I started with this article on 529 plans.  Essentially the White House decided to back off taxing 529 plans because, well, because it was a dumb idea.  For all the claims that they want to enable kids to go to school, the idea of hitting people who were smart enough to save for a kid to go to school was probably the easiest way to deter kids going to school.  And I get that not everyone can supposedly save.  I also get that punishing people who can is the worst way to increase any savings rate.

But this comes back to something I’ve thought of on occasion.  Here’s an example.

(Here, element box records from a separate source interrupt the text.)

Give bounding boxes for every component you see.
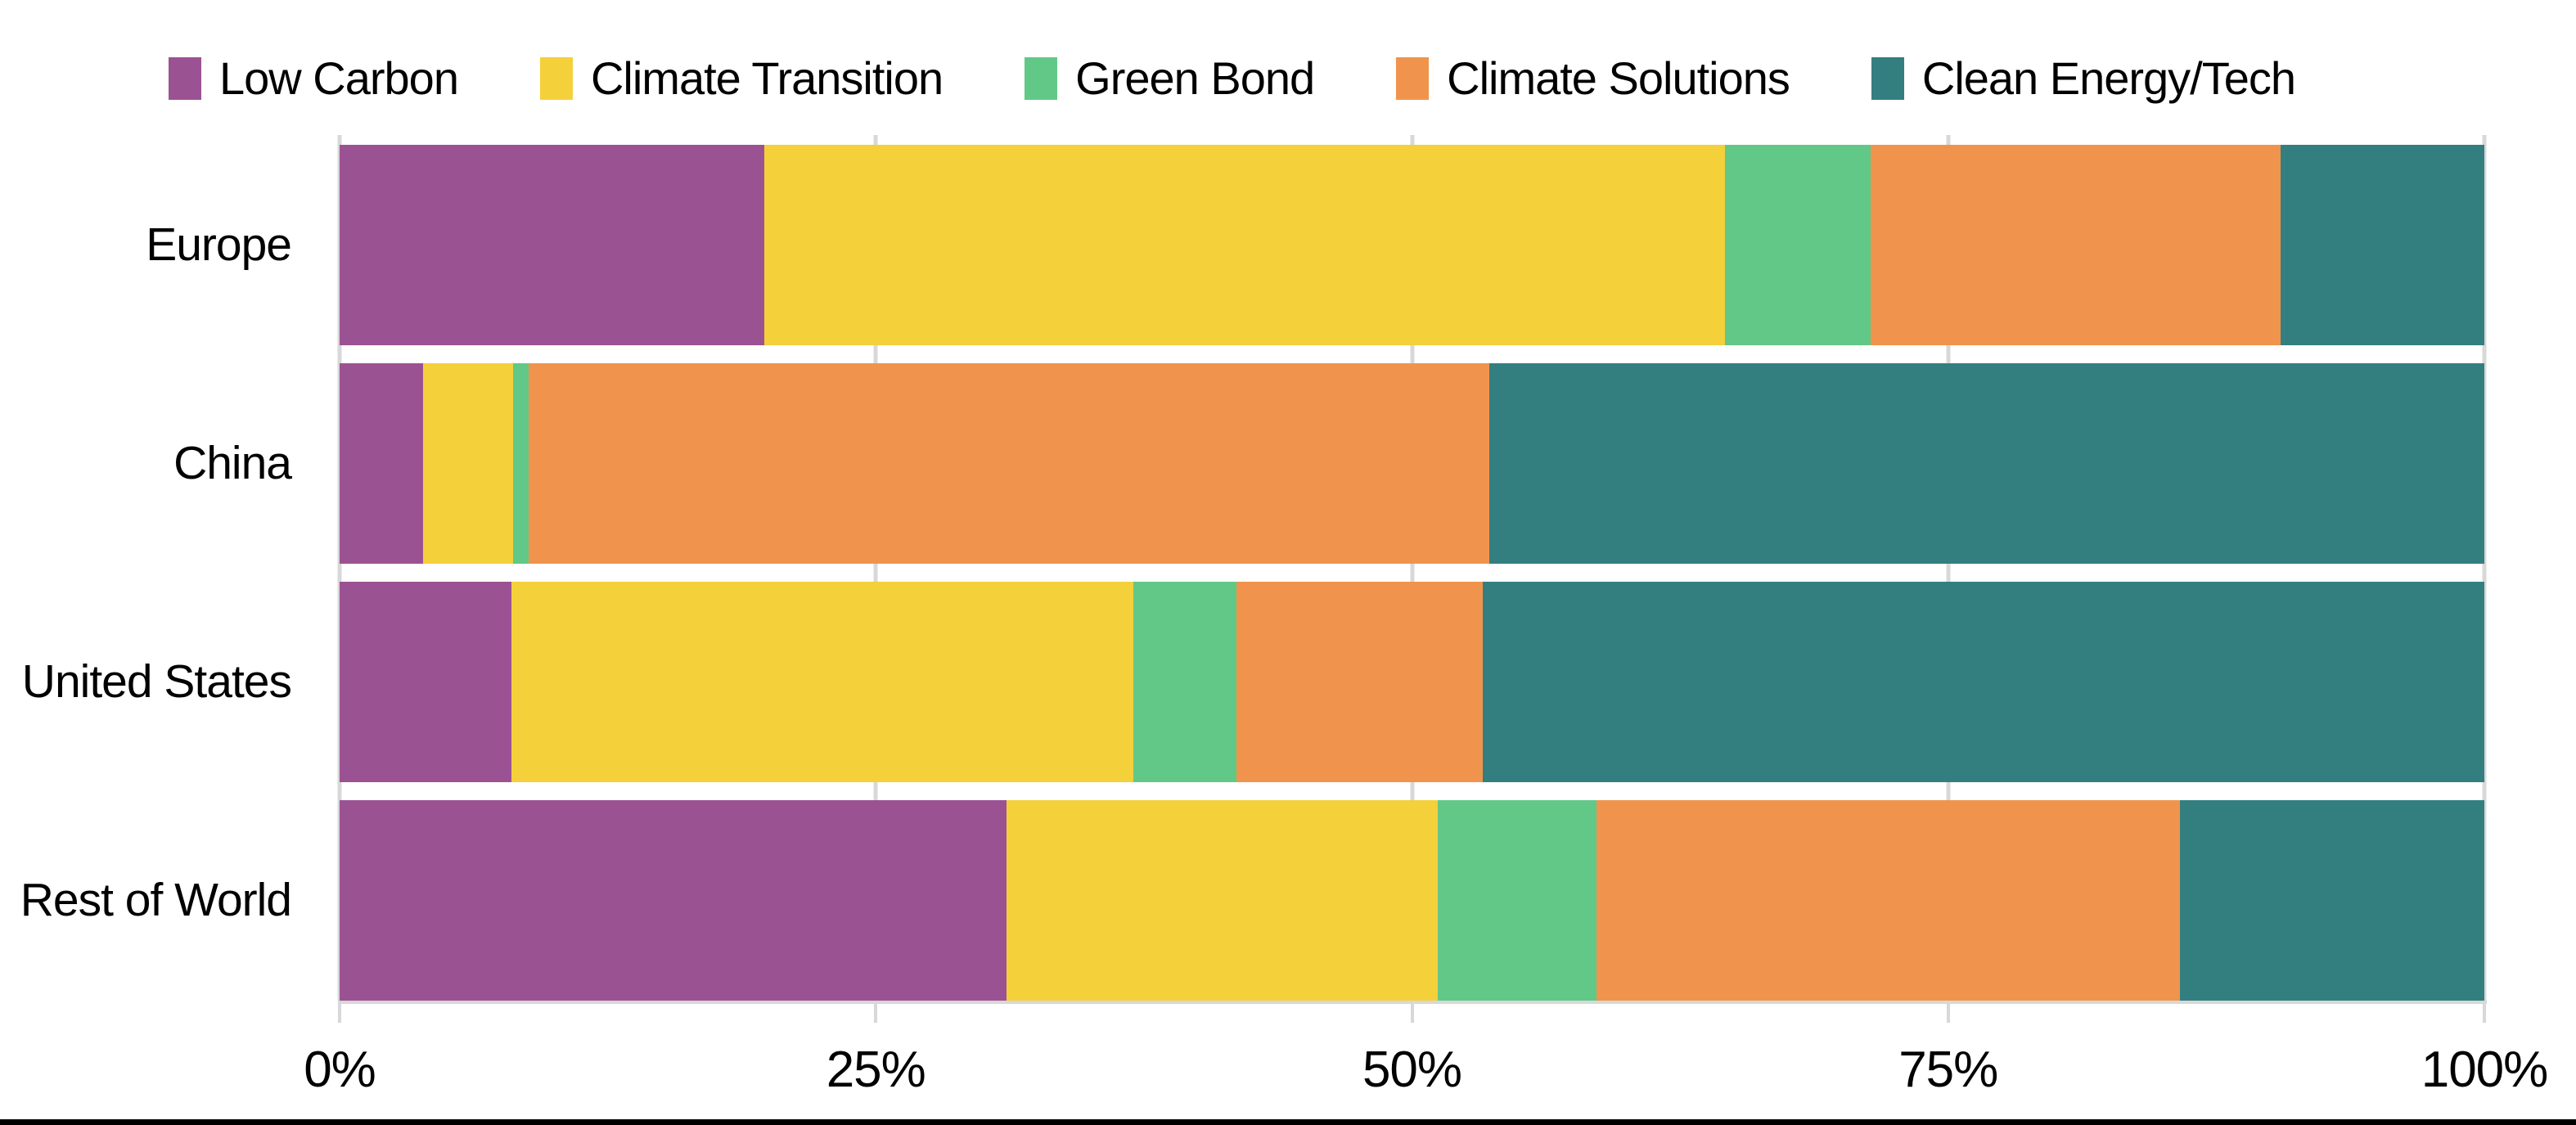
legend-label: Climate Solutions: [1447, 52, 1790, 104]
bar-segment-europe-clean-energy-tech: [2280, 145, 2484, 345]
legend-swatch-icon: [1871, 57, 1904, 100]
legend-swatch-icon: [1396, 57, 1430, 100]
bar-segment-united-states-green-bond: [1133, 582, 1236, 782]
bar-segment-united-states-low-carbon: [340, 582, 511, 782]
bar-segment-europe-climate-transition: [763, 145, 1726, 345]
bar-row-china: [340, 363, 2484, 564]
axis-tick-25: [874, 1001, 878, 1023]
bar-segment-china-low-carbon: [340, 363, 424, 564]
bar-row-united-states: [340, 582, 2484, 782]
legend-swatch-icon: [539, 57, 573, 100]
bar-row-europe: [340, 145, 2484, 345]
bar-segment-china-climate-solutions: [528, 363, 1489, 564]
gridline-100: [2482, 135, 2487, 1001]
legend-item-climate-solutions: Climate Solutions: [1396, 56, 1790, 101]
screenshot-bottom-edge: [0, 1119, 2576, 1125]
bar-segment-rest-of-world-green-bond: [1437, 800, 1596, 1001]
legend-item-green-bond: Green Bond: [1025, 52, 1315, 104]
bar-row-rest-of-world: [340, 800, 2484, 1001]
tick-label-75: 75%: [1898, 1042, 1998, 1098]
gridline-50: [1410, 135, 1414, 1001]
axis-tick-75: [1946, 1001, 1950, 1023]
bar-segment-united-states-clean-energy-tech: [1482, 582, 2484, 782]
tick-label-100: 100%: [2421, 1042, 2549, 1098]
bar-segment-rest-of-world-climate-transition: [1007, 800, 1438, 1001]
category-label-rest-of-world: Rest of World: [20, 874, 292, 926]
bar-segment-united-states-climate-solutions: [1236, 582, 1483, 782]
bar-segment-rest-of-world-climate-solutions: [1596, 800, 2180, 1001]
legend-label: Climate Transition: [590, 52, 943, 104]
plot-area: [337, 135, 2487, 1001]
legend-swatch-icon: [169, 57, 201, 100]
legend-item-climate-transition: Climate Transition: [539, 52, 943, 104]
legend-swatch-icon: [1025, 57, 1058, 100]
chart-legend: Low Carbon Climate Transition Green Bond Cl…: [169, 46, 2296, 111]
legend-label: Low Carbon: [219, 52, 459, 104]
bar-segment-china-climate-transition: [423, 363, 514, 564]
bar-segment-rest-of-world-low-carbon: [340, 800, 1007, 1001]
bar-segment-europe-low-carbon: [340, 145, 764, 345]
tick-label-50: 50%: [1362, 1042, 1462, 1098]
legend-label: Clean Energy/Tech: [1921, 52, 2296, 104]
axis-tick-100: [2483, 1001, 2486, 1023]
axis-tick-0: [338, 1001, 341, 1023]
bar-segment-europe-climate-solutions: [1871, 145, 2281, 345]
legend-item-low-carbon: Low Carbon: [169, 52, 459, 104]
legend-label: Green Bond: [1075, 52, 1315, 104]
gridline-0: [337, 135, 342, 1001]
category-label-europe: Europe: [146, 218, 292, 271]
bar-segment-china-clean-energy-tech: [1488, 363, 2484, 564]
category-label-united-states: United States: [21, 655, 292, 708]
bar-segment-china-green-bond: [513, 363, 529, 564]
gridline-25: [873, 135, 878, 1001]
tick-label-0: 0%: [304, 1042, 376, 1098]
bar-segment-europe-green-bond: [1725, 145, 1871, 345]
gridline-75: [1946, 135, 1951, 1001]
bar-segment-rest-of-world-clean-energy-tech: [2179, 800, 2484, 1001]
axis-tick-50: [1410, 1001, 1414, 1023]
bar-segment-united-states-climate-transition: [511, 582, 1133, 782]
category-label-china: China: [173, 437, 292, 489]
tick-label-25: 25%: [826, 1042, 926, 1098]
legend-item-clean-energy-tech: Clean Energy/Tech: [1871, 52, 2296, 104]
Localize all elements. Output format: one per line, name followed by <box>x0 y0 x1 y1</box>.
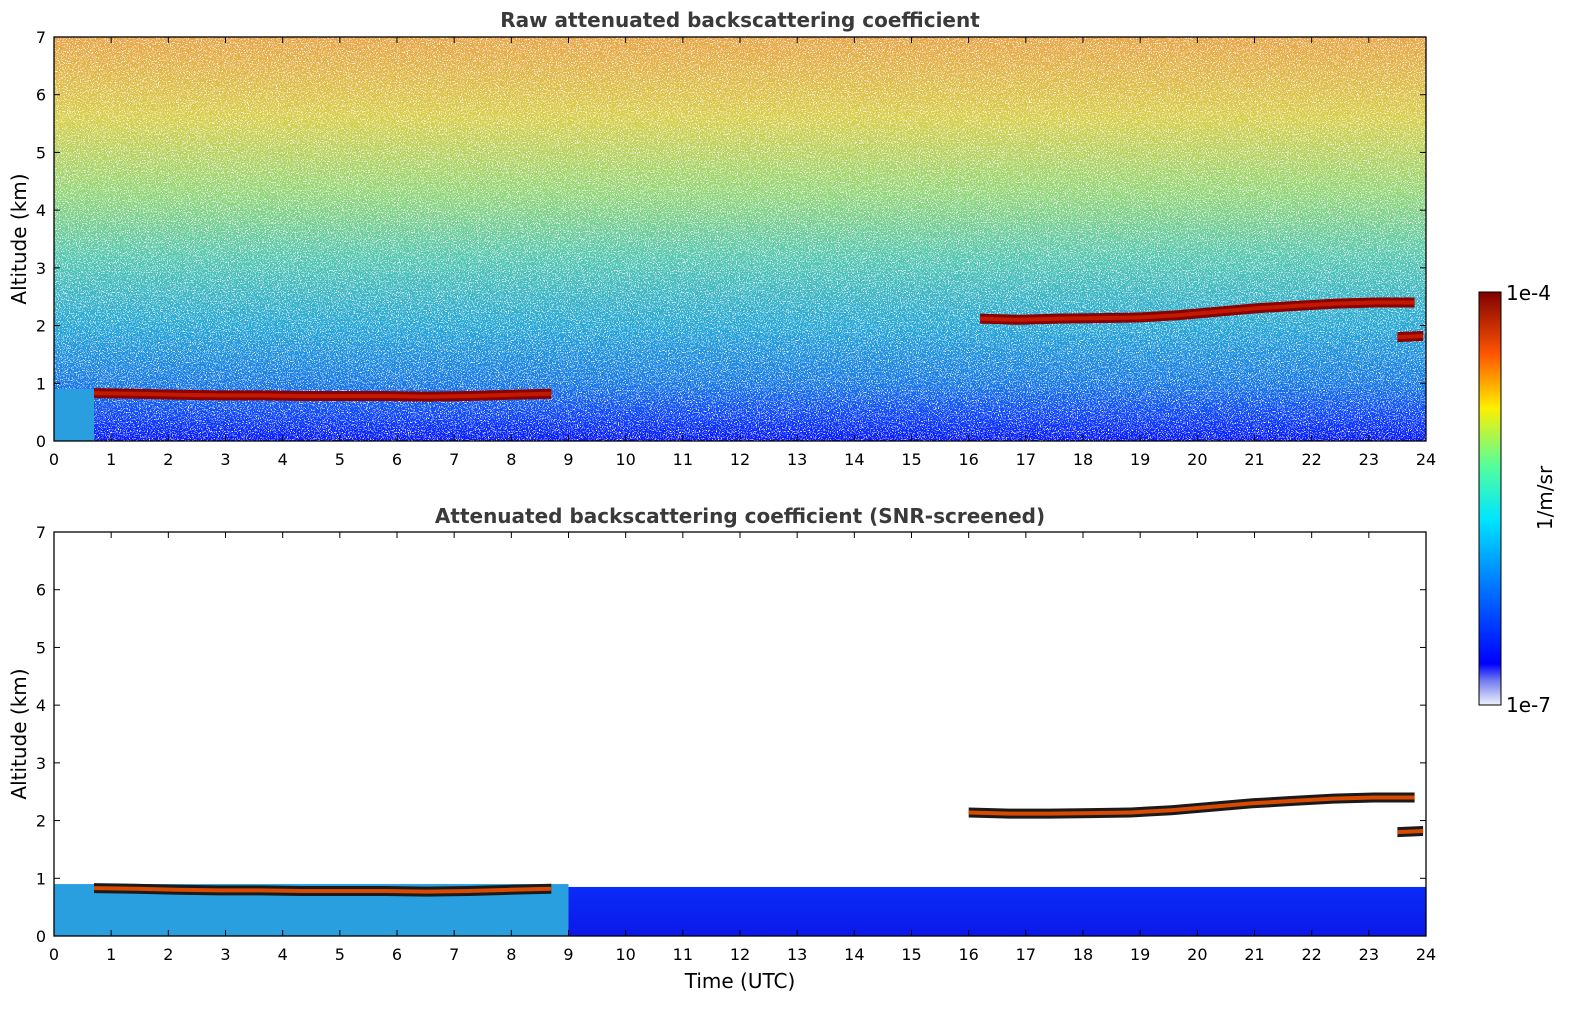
y-axis: 0 1 2 3 4 5 6 7 <box>36 28 1426 451</box>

According to this document, the total National Parks budget is $3.6B (give or take).  That says that every person in the us pays about $10 a year to run the parks.  How do we remove the burden for the parks service from the normal tax burden on the average citizen and put it more on the backs of the people who actually use the park?  First, you’d have to actually make the parks run like a business… you can’t dump all the central federal funding, but about $2.6B of that total is discretionary, so that’s a start for the target.  Then you drive the fees up to go into the parks drastically, and run a funding campaign on everyone donating $10 a year to support the parks.  Say you get an average of $10 a family, (who pays this tax-free), which still leaves you severely underfunded… so fees to actually get in likely go to $200 a day or so for actual visitors.  Or for $1000 you get free access annually.  That’s still a lot of people that need to move through the system, but it starts to drive a streamlining of the system.

It’s not workable, and I’d have to spend more than five minutes looking through the report.  But my point is… what if we gave people a ton of their money back and actually let them pay to use formerly taxpayer-funded resources as a super-tax?

I suppose the biggest losers in this would be social work programs, but then again, a lot of people think that social work programs are the worst part of government spending anyway.